Industrial Past and Present

Tanygrisiau, or more properly 'Tan y grisiau', is Welsh for "below the steps", referring to the stepped cliffs above the village. Tanygrisiau was famous for its slate mining, producing a high quality black slate that was used across the world.

Tanygrisiau railway station is on the famous Ffestiniog Railway, a narrow gauge railway built to carry slate from the mines down to the sea at Porthmadog where it was shipped all around the world, mostly for use in roofing.

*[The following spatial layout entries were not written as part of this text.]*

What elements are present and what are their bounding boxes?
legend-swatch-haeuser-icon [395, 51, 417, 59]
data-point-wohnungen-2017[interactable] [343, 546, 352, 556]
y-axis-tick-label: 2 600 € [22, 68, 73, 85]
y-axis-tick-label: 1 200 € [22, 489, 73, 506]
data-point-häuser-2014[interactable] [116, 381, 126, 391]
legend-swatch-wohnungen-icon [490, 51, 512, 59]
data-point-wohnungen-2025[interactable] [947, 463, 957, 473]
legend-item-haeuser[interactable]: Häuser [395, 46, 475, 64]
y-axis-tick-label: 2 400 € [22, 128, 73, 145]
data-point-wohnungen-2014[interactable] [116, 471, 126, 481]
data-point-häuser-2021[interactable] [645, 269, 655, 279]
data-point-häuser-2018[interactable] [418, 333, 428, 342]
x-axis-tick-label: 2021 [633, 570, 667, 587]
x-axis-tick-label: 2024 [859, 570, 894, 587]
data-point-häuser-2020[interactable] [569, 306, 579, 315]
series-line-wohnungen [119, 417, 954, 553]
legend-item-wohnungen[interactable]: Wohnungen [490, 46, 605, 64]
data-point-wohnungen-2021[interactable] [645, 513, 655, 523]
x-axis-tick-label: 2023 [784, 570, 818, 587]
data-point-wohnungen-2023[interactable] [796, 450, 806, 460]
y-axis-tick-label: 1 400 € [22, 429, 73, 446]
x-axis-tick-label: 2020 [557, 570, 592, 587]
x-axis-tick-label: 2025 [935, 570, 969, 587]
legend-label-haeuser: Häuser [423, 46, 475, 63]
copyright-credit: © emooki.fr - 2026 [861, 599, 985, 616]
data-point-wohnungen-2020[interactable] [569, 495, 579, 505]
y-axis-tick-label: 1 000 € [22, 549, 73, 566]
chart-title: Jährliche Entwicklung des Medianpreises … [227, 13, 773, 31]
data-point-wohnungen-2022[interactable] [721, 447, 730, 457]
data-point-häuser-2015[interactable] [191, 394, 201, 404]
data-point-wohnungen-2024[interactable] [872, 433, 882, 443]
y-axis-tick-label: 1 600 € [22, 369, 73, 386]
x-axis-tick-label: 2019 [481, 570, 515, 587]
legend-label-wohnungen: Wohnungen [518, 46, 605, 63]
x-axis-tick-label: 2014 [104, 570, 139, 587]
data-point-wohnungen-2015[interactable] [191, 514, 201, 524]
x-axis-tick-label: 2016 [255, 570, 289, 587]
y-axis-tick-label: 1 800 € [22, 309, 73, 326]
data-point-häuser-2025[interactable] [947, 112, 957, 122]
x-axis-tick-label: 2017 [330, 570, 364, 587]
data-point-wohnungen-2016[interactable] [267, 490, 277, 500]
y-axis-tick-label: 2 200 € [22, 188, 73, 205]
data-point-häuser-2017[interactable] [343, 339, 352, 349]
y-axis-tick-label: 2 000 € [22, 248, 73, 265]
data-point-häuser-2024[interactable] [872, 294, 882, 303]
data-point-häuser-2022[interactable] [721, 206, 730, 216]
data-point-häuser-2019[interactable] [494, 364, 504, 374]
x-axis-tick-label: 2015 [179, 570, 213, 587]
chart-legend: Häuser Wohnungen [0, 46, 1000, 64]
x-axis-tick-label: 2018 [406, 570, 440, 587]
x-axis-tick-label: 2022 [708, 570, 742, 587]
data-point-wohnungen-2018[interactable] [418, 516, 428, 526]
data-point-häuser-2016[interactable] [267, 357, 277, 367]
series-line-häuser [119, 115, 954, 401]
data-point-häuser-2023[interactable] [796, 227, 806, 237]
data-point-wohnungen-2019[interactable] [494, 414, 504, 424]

The village was the site of a near disaster on Christmas Day 1918. At the time when all the inhabitants of the village were in chapel the mine workings collapsed. Had this collapse taken place a few hours earlier, many hundreds of miners, newly returned from the First World War, would have died crushed under millions of tons of rock. Many of the inhabitants put this down to divine intervention.

The nearby Ffestiniog power station, the high Stwlan Dam and Llyn Ystradau, colloquially known as Tanygrisiau Reservoir, are part of a pumped storage hydroelectricity installation. Much nearer the railway station is a waterfall on the Afon Cwmorthin and below the falls, and powered by a different water source, is a very small hydro-electric power station.

The closure of the slate mines during the late 1970s led to massive depopulation of the area from which it has only recently (2005) begun to recover.

Tanygrisiau has close links with the regiment of the Royal Welsh Fusiliers.